According to posts on Reddit and the Samsung U.S. community forum made by owners of the new Samsung Galaxy S10 line, the accidental touch protection feature on the phone is not working. This includes the "Block accidental touches" option that is supposed to keep the display off when the phone is in a dark place, like a user's pocket. The latter uses the handset's proximity sensor (more on this later). As a result, not only is the phone butt-dialing random people, when the device is pulled out of a pants pocket, the dialer is often on the display with a bunch of numbers, letters and symbols typed in. Some are blaming the placement of the proximity sensor, which is found on the status bar just above the "%" symbol used to show how much battery life is on the phone.
Galaxy S10 users say that their phone takes screenshots, opens apps and even turns on the flashlight while in a pocket or a purse. The latter is quite an achievement since it requires the screen to be dragged down twice and the flashlight icon to be tapped. For some users, they can feel the handset vibrating in their pocket and when the device is pulled out from there, it is running hot and the battery is draining faster than it should be. The failure of the accidental touch protection feature to work can lead to some embarrassing moments. For example, a Galaxy S10 owner didn't realize that his phone had butt-dialed the police emergency number. When he returned home, the cops were there asking if he had an emergency.

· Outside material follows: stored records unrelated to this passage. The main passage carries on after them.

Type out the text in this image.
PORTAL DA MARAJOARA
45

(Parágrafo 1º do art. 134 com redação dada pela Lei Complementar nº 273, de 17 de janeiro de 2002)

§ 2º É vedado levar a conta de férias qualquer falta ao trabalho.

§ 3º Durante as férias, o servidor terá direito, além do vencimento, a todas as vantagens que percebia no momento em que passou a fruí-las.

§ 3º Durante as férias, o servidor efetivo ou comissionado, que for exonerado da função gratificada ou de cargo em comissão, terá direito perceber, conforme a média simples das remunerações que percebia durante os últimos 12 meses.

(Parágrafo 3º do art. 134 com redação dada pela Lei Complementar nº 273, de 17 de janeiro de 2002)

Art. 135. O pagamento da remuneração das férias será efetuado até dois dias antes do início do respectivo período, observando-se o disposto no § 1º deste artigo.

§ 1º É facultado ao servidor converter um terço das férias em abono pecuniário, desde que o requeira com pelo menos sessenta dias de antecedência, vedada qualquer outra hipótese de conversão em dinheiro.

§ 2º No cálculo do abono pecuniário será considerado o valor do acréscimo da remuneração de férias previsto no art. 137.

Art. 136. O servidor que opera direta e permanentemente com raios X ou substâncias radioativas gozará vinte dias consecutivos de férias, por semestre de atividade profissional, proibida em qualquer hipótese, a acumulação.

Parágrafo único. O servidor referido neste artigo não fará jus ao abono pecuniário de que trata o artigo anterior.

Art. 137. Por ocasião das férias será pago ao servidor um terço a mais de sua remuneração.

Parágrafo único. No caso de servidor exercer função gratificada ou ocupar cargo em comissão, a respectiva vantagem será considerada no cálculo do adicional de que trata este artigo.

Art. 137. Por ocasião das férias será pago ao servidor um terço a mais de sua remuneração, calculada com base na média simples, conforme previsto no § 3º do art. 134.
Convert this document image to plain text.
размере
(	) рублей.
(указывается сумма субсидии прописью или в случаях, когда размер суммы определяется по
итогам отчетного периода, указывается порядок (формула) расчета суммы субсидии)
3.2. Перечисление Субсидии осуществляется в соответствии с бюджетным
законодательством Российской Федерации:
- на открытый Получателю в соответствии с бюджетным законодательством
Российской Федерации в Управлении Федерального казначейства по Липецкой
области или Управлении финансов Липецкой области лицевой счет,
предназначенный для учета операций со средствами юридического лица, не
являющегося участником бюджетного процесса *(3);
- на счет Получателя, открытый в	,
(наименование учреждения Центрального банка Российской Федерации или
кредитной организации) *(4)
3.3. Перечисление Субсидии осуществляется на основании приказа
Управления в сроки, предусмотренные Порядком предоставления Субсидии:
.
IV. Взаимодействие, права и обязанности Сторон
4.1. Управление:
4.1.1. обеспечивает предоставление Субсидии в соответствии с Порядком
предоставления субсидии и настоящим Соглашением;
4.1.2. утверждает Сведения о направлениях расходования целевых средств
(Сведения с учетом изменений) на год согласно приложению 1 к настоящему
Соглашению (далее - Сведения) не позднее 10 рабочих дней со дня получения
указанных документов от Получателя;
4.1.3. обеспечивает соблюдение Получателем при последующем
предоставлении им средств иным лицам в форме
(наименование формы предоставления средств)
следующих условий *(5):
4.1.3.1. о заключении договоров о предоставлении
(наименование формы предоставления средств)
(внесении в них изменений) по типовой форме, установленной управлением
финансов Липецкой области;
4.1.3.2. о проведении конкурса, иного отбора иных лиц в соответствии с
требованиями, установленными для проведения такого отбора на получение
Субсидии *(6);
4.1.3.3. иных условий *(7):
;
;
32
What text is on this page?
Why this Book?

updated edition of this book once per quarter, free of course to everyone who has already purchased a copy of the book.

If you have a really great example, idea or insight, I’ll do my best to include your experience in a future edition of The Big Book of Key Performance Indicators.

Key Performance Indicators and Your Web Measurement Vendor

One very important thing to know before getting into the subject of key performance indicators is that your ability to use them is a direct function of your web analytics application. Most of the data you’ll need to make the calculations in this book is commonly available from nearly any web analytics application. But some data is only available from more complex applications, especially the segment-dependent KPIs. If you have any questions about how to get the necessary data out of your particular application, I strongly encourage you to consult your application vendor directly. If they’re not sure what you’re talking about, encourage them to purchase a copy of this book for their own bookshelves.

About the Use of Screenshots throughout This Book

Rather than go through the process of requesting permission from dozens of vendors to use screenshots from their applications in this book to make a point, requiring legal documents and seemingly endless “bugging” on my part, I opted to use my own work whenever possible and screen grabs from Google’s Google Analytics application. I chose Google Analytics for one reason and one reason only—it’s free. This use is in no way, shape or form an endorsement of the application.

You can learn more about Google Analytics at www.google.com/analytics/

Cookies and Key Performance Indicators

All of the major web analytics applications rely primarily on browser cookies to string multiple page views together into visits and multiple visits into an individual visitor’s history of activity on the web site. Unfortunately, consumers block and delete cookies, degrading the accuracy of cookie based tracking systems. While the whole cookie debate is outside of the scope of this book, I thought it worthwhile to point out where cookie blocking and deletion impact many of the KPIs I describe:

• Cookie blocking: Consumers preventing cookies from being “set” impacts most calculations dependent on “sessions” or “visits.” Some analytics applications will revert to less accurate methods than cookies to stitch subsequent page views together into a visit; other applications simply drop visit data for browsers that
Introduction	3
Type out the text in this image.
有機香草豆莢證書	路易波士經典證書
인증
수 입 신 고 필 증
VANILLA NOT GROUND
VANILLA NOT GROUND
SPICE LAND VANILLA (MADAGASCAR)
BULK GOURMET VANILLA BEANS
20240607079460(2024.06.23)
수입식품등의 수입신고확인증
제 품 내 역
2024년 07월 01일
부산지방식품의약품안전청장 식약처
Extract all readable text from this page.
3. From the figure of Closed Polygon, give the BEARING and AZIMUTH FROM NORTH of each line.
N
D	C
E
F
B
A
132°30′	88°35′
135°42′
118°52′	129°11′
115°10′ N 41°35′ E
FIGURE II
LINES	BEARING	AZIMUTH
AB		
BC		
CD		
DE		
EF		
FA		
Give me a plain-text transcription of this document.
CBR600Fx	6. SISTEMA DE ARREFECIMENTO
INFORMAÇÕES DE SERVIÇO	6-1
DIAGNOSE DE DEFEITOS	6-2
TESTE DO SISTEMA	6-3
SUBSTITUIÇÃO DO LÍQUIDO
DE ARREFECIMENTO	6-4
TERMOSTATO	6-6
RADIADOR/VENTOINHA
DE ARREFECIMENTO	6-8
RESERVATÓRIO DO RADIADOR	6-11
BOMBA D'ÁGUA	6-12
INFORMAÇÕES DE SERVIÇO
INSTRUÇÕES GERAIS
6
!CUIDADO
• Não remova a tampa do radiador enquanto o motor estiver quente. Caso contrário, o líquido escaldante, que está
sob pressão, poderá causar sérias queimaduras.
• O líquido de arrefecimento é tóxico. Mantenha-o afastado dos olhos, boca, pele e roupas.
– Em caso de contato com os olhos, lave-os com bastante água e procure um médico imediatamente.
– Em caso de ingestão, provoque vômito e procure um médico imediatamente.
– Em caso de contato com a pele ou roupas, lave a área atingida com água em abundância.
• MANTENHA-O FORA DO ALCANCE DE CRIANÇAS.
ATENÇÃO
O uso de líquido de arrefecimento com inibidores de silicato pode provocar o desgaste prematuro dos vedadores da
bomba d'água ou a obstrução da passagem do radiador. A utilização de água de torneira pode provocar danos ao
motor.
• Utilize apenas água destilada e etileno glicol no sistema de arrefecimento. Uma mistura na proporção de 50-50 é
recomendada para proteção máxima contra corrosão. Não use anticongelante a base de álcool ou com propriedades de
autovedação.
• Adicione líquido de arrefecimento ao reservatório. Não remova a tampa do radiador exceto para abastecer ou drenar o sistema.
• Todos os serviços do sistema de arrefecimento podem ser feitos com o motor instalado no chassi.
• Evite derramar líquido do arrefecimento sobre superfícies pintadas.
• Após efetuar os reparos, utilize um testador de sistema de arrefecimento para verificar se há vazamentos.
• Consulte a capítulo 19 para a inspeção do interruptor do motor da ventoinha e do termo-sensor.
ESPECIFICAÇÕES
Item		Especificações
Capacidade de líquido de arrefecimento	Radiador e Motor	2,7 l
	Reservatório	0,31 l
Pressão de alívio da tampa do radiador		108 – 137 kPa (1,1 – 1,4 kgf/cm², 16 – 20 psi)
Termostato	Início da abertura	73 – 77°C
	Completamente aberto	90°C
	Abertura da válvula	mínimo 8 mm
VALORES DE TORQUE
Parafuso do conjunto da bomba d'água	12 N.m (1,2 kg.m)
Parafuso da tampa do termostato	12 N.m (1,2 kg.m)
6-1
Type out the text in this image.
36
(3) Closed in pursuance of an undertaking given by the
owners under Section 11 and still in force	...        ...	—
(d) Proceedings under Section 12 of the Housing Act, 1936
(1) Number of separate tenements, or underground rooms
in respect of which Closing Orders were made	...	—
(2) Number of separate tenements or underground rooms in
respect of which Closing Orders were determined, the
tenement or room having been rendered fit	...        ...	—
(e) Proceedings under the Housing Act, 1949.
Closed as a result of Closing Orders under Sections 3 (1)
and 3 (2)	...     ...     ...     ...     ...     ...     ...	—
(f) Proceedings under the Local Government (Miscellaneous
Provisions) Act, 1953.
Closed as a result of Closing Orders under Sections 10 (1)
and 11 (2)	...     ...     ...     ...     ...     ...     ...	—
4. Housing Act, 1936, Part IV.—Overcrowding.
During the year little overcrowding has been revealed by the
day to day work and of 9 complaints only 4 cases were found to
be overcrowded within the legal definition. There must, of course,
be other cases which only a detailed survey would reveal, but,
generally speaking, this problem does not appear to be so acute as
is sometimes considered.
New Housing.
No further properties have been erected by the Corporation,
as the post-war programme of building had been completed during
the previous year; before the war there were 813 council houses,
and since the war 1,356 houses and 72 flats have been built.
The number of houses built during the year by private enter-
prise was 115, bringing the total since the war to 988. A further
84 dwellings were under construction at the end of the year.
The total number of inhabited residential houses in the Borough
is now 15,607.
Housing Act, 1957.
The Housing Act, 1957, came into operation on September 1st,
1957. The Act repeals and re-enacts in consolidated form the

Butt-dialing calls, overheated phones and shorter battery life are some of the symptoms
One Galaxy S10 user had an interesting theory. He said that the proximity sensor might be seeing light through his pants, keeping the screen on as a result. The sensor is designed to turn off the screen when something is in close proximity to the display. This turns off the screen when you are on a call and the device is placed to your ear, in order to save battery life and prevent accidental touches. The original Apple iPhone was the first smartphone to offer this feature. Testing his theory, this Galaxy S10 user covered up the proximity sensor with his hand with the device in his pocket, and the screen stayed. He believes that Samsung has not calibrated the accidental touch protection correctly. Another user figured that because he had the fingerprint unlock turned on, his phone was constantly scanning for a fingerprint when the display was pressed against his leg with the device in his pocket.
While many Galaxy S10 owners listed a variety of problems they had trying to keep their phone asleep inside their pocket, one Galaxy S10e user says that he was able to prevent the phone from turning on and butt-dialing from his pocket by disabling the "Lift to Wake" setting. Another user noted that disabling "Always On Display" and "Double Tap to Wake" resulted in more battery life on his phone when he pulled it put of his pocket (50% vs 20%), which he cited as an indication that turning off those features managed to fix the issue.